Once you have your Django app set up with django-redis, let's create the code for the callback and a continuous watching/subscription process.

  1. Create a callbacks.py file in your Django app folder with the following content:
import logging

logger = logging.getLogger(__name__)

def on_key_expire(key):
    logger.info(f'Key expired: {key}')
  1. Create a file named redis_listener.py in your Django app folder with the following content:
import redis
from django.conf import settings
from myapp.callbacks import on_key_expire

def redis_keyspace_listener():
    r = redis.StrictRedis.from_url(settings.CACHES['default']['LOCATION'])
    p = r.pubsub()
    p.psubscribe('__keyevent@0__:expired')

    for message in p.listen():
        if message['type'] == 'pmessage':
            key = message['data'].decode('utf-8')
            on_key_expire(key)

Now, let's create tasks to run the listener with Celery and RQ.

  1. Install Celery and create a celery.py file in your Django project folder with the following content:
from future import absolute_import, unicode_literals
import os
from celery import Celery

os.environ.setdefault('DJANGO_SETTINGS_MODULE', 'myproject.settings')

app = Celery('myproject')
app.config_from_object('django.conf:settings', namespace='CELERY')
app.autodiscover_tasks()

@app.task(bind=True)
def debug_task(self):
    print(f'Request: {self.request!r}')
  1. Add the following lines to your Django project's settings.py file:
CELERY_BROKER_URL = 'redis://localhost:6379/0'
CELERY_RESULT_BACKEND = 'redis://localhost:6379/0'
  1. Create a tasks.py file in your Django app folder with the following content:
from myapp.redis_listener import redis_keyspace_listener
from myproject.celery import app

@app.task
def run_redis_listener():
    redis_keyspace_listener()
  1. Run the Celery worker in a terminal:

celery -A myproject worker --loglevel=info

  1. Run the listener task:
from myapp.tasks import run_redis_listener
run_redis_listener.delay()

For RQ, follow these steps:

  1. Install RQ and create an rqworker.py file in your Django project folder with the following content:
import os
from redis import Redis
from rq import Worker, Queue, Connection

listen = ['default']

redis_url = os.getenv('REDIS_URL', 'redis://localhost:6379/0')

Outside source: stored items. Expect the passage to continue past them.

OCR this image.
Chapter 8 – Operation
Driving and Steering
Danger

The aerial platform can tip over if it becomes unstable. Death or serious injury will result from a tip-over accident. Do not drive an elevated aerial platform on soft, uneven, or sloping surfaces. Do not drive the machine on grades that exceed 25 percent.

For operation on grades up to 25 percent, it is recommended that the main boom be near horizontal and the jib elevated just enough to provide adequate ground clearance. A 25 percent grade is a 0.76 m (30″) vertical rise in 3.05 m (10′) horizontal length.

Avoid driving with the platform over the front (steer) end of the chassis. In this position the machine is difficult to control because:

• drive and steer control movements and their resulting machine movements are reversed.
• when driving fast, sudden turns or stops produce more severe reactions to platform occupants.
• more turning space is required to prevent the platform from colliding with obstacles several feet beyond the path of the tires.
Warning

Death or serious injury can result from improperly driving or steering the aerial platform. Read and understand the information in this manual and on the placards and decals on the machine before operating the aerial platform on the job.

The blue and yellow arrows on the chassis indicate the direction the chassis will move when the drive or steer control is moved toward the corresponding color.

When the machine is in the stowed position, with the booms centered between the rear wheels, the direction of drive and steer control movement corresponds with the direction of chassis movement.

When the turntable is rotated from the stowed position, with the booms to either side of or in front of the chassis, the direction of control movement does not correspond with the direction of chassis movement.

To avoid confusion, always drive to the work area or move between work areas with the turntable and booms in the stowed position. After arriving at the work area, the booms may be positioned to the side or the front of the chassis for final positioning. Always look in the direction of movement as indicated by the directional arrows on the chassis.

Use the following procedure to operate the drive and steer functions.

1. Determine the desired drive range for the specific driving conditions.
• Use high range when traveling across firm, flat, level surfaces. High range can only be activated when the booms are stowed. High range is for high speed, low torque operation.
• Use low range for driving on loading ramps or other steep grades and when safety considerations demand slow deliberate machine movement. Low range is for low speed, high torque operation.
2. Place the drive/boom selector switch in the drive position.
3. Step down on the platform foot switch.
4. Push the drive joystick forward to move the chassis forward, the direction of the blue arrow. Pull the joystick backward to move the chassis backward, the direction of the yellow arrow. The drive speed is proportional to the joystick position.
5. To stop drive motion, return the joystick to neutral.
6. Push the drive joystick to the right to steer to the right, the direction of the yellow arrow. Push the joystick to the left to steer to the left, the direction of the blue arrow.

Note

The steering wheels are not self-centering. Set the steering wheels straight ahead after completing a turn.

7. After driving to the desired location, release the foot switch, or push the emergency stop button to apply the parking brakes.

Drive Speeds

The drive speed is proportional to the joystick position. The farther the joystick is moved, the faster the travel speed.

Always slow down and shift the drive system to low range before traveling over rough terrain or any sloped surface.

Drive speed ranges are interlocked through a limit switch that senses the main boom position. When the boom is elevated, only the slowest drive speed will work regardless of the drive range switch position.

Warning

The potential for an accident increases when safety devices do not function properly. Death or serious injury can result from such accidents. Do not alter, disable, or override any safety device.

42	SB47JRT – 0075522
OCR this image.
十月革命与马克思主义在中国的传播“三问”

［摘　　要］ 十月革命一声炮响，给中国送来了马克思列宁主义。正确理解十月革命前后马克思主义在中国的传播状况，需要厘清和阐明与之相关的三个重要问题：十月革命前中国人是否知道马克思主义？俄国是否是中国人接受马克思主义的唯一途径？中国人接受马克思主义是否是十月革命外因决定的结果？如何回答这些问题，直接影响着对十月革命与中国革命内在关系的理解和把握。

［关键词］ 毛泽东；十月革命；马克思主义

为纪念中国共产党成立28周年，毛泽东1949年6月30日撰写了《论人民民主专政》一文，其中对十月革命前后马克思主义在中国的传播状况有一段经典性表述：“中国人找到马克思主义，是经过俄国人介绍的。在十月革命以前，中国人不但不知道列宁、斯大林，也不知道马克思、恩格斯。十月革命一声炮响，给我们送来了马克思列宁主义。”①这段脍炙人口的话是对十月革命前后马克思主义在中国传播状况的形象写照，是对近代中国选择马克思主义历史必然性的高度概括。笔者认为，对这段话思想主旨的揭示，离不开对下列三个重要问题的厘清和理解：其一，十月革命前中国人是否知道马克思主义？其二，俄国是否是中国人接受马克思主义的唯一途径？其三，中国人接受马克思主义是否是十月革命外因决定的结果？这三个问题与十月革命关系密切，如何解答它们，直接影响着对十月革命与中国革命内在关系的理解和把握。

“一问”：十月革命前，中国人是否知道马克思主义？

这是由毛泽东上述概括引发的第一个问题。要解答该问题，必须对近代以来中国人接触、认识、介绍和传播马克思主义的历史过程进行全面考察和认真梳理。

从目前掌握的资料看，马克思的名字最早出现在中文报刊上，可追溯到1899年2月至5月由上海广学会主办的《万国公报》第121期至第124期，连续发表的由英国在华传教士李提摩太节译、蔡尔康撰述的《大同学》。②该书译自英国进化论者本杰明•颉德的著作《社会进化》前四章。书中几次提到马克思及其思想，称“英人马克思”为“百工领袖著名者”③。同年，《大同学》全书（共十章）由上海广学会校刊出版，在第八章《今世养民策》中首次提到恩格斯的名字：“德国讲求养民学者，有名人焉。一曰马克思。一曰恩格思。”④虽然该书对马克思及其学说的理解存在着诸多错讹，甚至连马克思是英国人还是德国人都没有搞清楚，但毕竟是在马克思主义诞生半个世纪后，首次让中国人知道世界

conn = Redis.from_url(redis_url)

if name == 'main':
    with Connection(conn):
        worker = Worker(list(map(Queue, listen)))
        worker.work()
  1. Create a tasks.py file in your Django app folder with the following content:
from myapp.redis_listener import redis_keyspace_listener
from rq import Queue
from redis import Redis

redis_conn = Redis()
queue = Queue(connection=redis_conn)

def run_redis_listener():
    queue.enqueue(redis_keyspace_listener)
  1. Run the RQ worker in a terminal:

python rqworker.py

  1. Run the listener task:
from myapp.tasks import run_redis_listener
run_redis_listener()

These steps should help you set up your Redis keyspace notifications listener with Celery or RQ.